More than a third of the 90-minute debate was devoted to the war in Iraq, a matter the candidates have debated at length on virtually every occasion they have come together.

Once more, Lieberman was a leading antagonist. He said he respected Dean, Kucinich, former Illinois Sen. Carol Moseley Braun and the Rev. Al Sharpton, even though he disagreed with their stands against the war. He accused the other candidates of political expediency by trying to have it both ways -- first supporting the war when it came to a vote last year in Congress, then switching positions as the fighting seemed to bog down.

"We're trying to replace a president who doesn't level with the American people," Lieberman said. "And we're not going to do it unless we also level." But Kerry and Edwards said they stood by their congressional vote to rid Iraq of its former president, Saddam Hussein. Their quarrel, they said, was with Bush's execution of the war and his reliance on a largely go-it-alone strategy.

For his part, Clark insisted, "I've been against this war from the beginning." Even though he has made contradictory statements about how he would have voted in Congress, Clark said: "It was an unnecessary war. There was no imminent threat."
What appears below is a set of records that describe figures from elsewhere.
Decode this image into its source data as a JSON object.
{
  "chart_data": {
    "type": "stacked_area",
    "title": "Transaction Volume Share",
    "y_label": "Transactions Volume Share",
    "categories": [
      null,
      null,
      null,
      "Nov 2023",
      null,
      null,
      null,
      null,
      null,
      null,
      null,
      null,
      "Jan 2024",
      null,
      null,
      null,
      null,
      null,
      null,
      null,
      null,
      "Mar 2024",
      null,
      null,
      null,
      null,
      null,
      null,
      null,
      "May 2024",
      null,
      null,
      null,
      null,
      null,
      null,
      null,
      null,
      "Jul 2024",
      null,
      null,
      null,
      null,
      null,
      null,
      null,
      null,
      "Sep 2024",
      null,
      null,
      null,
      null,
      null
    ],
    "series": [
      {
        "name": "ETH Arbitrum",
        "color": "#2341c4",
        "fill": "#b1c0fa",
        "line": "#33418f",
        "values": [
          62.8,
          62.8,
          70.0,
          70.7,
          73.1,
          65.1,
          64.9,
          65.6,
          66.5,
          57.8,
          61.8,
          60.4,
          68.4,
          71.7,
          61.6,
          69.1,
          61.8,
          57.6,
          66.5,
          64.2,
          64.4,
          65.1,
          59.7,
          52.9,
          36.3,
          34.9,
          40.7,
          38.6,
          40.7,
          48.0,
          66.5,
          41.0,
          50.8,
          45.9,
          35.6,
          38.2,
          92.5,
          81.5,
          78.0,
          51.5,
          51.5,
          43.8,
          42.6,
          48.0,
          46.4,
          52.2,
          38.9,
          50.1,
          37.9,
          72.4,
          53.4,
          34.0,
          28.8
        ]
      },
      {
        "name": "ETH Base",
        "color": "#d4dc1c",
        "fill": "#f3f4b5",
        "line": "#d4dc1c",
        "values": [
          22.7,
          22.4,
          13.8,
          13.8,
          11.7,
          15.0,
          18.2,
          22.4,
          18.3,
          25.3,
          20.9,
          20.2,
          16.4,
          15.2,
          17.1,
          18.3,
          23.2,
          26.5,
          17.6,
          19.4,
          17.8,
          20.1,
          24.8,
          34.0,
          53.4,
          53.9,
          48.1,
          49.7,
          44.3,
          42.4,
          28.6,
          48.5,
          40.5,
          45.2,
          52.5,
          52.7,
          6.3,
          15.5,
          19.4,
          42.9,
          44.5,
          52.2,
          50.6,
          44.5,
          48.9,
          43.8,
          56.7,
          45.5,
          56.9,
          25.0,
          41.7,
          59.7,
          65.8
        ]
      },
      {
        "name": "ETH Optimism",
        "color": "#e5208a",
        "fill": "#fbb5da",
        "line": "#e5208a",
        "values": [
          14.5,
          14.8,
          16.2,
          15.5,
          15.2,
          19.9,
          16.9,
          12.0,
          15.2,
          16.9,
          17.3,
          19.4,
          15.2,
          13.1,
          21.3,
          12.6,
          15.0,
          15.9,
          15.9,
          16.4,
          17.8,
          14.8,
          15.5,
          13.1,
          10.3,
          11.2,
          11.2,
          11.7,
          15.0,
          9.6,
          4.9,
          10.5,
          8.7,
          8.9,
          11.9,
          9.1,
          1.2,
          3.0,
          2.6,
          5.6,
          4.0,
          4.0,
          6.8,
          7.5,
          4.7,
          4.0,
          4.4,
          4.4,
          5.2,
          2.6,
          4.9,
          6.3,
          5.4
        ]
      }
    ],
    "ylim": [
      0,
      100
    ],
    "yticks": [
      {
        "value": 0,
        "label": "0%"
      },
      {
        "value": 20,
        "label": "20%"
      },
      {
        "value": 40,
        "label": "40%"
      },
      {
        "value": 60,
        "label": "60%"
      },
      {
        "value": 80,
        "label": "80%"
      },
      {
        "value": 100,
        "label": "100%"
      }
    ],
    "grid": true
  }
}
Some of the most intensive sparring of the evening was between Dean and Kerry, who are battling for New Hampshire, the first true primary state, seen as a must-win for both men.

Asked about his lack of military and foreign policy experience, Dean replied that he has as much experience as Bush had when he was elected president -- and at least as much as Jimmy Carter, Ronald Reagan and Bill Clinton when they were elected. All four men served as governors before attaining the White House. Moreover, Dean said, he planned to surround himself with a strong set of advisors.

But Kerry suggested Dean might want to think twice about comparing himself with Bush, given the counsel the president has received and the difficulties in Iraq. "We're electing a president of the United States," Kerry said, "not a staff."

At another point, Dean reiterated his call to repeal Bush's tax cuts in their entirety, scoffing at those who say such an action would amount to an increase in taxes on the middle class. "What middle-class tax cuts?" asked Dean, who said state and local tax increases have more than offset any benefits enjoyed by all but the most affluent Americans.

But Kerry, who favors only partial repeal of Bush's tax cuts, insisted that many middle-income Americans have enjoyed savings as a result of the increased child-care deduction and other provisions that were a part of the president's package. "Those aren't Bush Republican cuts," Kerry said. "Those are the Democratic cuts we worked hard to put in place to protect the middle class."

Kucinich also mixed it up with Dean, accusing him of airing a TV advertisement that falsely claimed he was the only Democratic contender to oppose the war in Iraq.

"Why forfeit the public trust? Why can't you just admit you made a mistake and take down the ad?" asked Kucinich, who voted against the war resolution and noted that Sharpton and Braun also opposed it.

"I don't think my ad is inaccurate at all," Dean replied.